You will have to be more specific than. You called Christ the Son of God. This is a common phrase. What do you actually mean by it?

The faith of the Orthodox Church is that Jesus Christ is fully human, that He is a real man. But we believe as well that Jesus is not a “mere man,” but that He is the eternal, divine Son of God.

By this we mean that from all eternity, before the creation of everything that exists, God Himself existed without beginning, in a manner incomprehensible to men, completely outside the bounds of time and space. In this perfection of divine existence, God the Father always had with Himself His divine Son and His Holy Spirit. Both the Son and the Spirit are exactly what God the Father is, namely perfect, unchanging, every-existing, timeless, spaceless, beyond human comprehension, etc. In a word, whatever can be said or understood about God the Father can be said and understood about the Son (also called the Word, Logos, Wisdom, and Image of God) and the Holy Spirit.

Thus there are Three who are divine, each being what the other is and each being in perfect union and unity with the other. These are the Father and the Son and the Holy Spirit: the Holy Trinity.

Now we believe that it is the eternally divine and perfect Son of God who was born as a man from the Virgin Mary and lived on the earth as Jesus of Nazareth, the Messiah (Christ) of Israel and the Savior of the world.

Thus it is the Orthodox faith that Jesus is fully human and fully divine; the Son of God and the Son of Man, one and the same Son.

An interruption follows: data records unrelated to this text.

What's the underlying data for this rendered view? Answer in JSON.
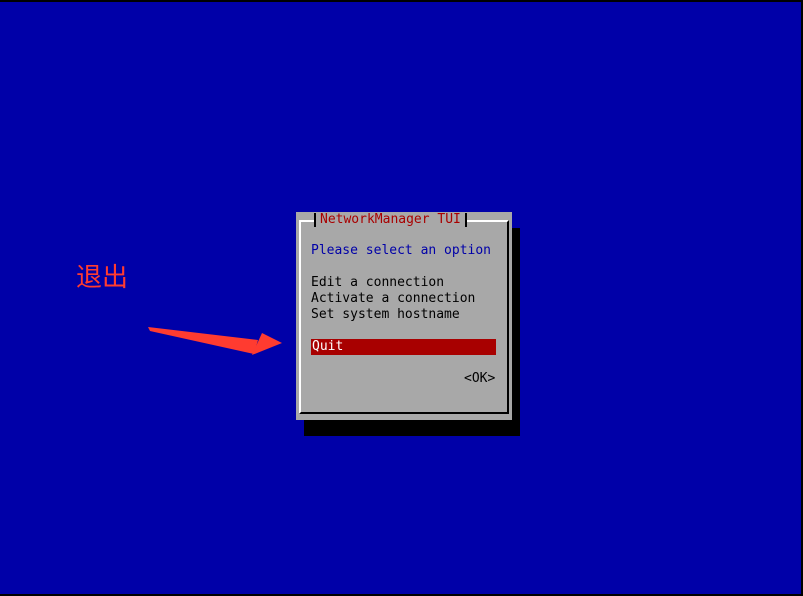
{
  "dialog": {
    "title": "NetworkManager TUI",
    "prompt": "Please select an option",
    "menu_items": [
      {
        "label": "Edit a connection",
        "selected": false
      },
      {
        "label": "Activate a connection",
        "selected": false
      },
      {
        "label": "Set system hostname",
        "selected": false
      },
      {
        "label": "Quit",
        "selected": true
      }
    ],
    "ok_label": "<OK>"
  },
  "annotation": {
    "label": "退出",
    "color": "#ff3b30"
  },
  "colors": {
    "background": "#0000a8",
    "dialog": "#a8a8a8",
    "title_text": "#a80000",
    "prompt_text": "#0000a8",
    "selection": "#a80000"
  }
}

As the unique divine-human person, Jesus saves the world by teaching the absolute truth of God; by forgiving the evils of all men and the whole world; by suffering and dying in innocence, voluntarily and unjustly on the cross in order to be with all who suffer and die; by rising from the dead in a new and glorified form; by taking our humanity to God in order to make it divine forever; and by sending the Holy Spirit of God to men who believe so that they could teach and do the very things which Jesus Himself both taught and did…that they could, in a word, be sons of God in Him.